La intensidad de SE-FRET después de la coexpresión de LSH10 y OTLD1 fue comparable a la observada para el control positivo mRFP-GFP. No se observó SE-FRET en controles negativos como la coexpresión de OTLD1, mRFP y LSH4-GFP, o mRFP libre y LSH10-GFP. Las imágenes AB-FRET mostraron que la coexpresión de LSH10-GFP y OTLD1-mRFP resultó en un aumento de la fluorescencia del donante de GFP después de que el aceptor de RFP fue fotoblanqueado.
Se observó un aumento similar en la fluorescencia del donante en el control positivo, pero no en los controles negativos cuando se inactivó la fluorescencia aceptora.
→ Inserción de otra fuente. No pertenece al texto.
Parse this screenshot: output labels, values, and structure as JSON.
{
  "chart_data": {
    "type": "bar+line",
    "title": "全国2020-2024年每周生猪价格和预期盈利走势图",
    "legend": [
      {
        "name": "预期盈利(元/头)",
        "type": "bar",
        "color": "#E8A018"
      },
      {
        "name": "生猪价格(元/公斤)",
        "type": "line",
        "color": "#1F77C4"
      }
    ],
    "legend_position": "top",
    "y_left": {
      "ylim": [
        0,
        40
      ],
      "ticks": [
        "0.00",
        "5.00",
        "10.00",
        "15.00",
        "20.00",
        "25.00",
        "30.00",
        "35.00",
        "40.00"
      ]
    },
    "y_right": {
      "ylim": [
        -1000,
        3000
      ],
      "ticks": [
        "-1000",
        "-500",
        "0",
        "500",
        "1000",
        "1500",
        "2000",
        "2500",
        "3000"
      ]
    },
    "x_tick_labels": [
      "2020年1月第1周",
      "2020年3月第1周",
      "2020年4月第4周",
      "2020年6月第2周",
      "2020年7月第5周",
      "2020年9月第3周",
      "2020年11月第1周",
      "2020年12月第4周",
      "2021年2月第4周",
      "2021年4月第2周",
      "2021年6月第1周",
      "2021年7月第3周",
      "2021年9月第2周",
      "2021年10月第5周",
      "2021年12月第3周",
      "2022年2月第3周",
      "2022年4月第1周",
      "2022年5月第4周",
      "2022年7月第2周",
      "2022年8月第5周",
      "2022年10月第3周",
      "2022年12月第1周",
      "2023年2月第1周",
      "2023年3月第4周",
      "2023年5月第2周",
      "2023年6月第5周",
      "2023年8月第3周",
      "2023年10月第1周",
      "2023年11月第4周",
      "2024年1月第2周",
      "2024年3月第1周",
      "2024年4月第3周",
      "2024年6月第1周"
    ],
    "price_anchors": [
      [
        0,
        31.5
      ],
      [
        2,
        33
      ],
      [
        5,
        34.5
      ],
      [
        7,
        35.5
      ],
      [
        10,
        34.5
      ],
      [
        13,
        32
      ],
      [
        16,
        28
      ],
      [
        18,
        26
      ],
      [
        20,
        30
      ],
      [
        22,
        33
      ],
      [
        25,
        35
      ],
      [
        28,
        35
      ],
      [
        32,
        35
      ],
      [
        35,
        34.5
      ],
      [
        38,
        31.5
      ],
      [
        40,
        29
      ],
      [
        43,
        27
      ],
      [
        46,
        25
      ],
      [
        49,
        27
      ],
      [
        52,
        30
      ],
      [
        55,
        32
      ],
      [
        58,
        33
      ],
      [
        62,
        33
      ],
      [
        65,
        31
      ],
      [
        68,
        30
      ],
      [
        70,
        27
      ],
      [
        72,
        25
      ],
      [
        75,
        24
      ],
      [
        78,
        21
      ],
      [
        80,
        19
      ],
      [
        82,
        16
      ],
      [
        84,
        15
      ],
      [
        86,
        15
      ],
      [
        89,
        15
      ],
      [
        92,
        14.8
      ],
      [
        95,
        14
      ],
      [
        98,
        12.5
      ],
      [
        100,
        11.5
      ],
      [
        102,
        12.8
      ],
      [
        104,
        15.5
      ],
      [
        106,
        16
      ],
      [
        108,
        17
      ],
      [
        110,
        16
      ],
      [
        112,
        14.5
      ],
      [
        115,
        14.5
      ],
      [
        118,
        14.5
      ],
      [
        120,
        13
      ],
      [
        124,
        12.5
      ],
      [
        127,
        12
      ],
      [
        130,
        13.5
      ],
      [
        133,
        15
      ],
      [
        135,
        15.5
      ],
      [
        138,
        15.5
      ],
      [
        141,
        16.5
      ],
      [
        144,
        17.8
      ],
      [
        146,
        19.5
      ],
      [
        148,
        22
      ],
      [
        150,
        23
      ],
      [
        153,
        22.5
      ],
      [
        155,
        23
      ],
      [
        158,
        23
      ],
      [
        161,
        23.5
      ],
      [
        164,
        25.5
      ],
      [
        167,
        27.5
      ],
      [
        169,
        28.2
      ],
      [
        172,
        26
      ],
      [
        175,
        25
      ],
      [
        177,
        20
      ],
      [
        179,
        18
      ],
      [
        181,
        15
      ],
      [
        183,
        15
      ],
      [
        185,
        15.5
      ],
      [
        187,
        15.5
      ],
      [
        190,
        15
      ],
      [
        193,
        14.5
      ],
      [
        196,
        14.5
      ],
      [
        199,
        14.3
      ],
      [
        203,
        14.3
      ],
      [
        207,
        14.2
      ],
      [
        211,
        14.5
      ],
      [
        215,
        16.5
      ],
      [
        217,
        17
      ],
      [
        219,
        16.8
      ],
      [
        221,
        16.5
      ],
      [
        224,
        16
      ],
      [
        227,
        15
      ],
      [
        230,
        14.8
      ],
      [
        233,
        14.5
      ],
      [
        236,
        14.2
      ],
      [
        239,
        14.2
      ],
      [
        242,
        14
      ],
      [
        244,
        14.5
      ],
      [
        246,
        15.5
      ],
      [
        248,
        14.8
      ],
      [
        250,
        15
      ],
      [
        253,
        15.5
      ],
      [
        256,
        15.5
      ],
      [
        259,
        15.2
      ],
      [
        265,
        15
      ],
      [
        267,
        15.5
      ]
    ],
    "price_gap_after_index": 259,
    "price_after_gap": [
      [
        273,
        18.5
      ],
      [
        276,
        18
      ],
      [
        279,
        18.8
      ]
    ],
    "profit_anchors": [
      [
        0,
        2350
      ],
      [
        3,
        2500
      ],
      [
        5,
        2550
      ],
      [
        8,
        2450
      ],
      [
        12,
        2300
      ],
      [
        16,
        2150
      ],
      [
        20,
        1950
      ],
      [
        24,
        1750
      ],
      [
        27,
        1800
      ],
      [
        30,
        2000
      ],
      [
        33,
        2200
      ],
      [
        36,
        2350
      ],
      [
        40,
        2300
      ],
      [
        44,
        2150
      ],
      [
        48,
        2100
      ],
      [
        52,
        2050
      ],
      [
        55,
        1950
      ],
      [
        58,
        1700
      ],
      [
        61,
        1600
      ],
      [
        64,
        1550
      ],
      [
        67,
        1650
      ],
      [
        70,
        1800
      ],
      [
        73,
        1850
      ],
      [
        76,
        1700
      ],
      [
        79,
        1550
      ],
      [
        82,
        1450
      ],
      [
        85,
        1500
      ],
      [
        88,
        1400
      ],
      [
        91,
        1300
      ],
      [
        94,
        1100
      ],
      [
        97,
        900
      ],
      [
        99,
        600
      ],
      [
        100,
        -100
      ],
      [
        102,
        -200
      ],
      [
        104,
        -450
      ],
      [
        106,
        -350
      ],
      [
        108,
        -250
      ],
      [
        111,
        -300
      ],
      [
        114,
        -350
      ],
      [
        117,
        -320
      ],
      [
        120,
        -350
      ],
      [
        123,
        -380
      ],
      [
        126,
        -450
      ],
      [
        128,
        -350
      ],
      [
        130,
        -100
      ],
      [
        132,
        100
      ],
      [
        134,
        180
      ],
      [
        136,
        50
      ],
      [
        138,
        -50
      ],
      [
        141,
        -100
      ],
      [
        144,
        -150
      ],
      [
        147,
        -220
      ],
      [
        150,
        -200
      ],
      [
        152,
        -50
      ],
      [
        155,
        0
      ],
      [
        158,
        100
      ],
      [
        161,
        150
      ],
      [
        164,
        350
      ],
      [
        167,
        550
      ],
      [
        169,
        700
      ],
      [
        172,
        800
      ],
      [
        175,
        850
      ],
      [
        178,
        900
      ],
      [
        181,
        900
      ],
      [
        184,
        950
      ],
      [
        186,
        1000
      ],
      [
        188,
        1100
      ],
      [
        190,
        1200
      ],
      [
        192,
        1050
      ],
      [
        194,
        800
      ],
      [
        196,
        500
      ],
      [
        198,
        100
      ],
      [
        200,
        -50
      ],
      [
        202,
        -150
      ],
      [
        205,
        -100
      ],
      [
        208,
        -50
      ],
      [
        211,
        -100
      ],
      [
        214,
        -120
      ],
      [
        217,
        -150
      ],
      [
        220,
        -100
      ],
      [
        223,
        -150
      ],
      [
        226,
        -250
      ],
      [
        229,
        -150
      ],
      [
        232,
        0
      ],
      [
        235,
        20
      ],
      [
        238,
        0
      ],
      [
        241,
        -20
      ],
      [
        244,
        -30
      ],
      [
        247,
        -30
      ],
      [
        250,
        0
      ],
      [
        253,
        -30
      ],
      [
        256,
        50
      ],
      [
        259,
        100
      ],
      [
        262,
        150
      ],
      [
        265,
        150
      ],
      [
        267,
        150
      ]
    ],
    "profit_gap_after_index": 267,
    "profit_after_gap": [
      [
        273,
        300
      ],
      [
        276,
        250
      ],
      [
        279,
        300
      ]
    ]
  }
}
El análisis cuantitativo de los datos de AB-FRET demostró un aumento estadísticamente significativo en la fluorescencia del donante después de coexpresar LSH10 y OTLD1. El control positivo produjo un porcentaje de AB-FRET de aproximadamente el 30%, mientras que los controles negativos no produjeron ninguno.
SE-FRET y AB-FRET mostraron una señal en el núcleo celular consistente con la localización subcelular de los complejos enzimáticos modificadores de histonas del factor de transcripción, así como la naturaleza nucleocitoplasmática de las proteínas GFP-MRFP. Lo más importante que debe recordar antes de seguir el protocolo es probar en el par expreso aceptor de donante correcto dependiendo del modelo de nanoscopía confocal. Después de ejecutar y hacer nuestra iteración, solo hay de 24 a 36 horas para recibir los resultados.
Después de ver este video, uno debe tener una buena comprensión de cómo usar la técnica FRET para estudiar la interacción proteína-proteína.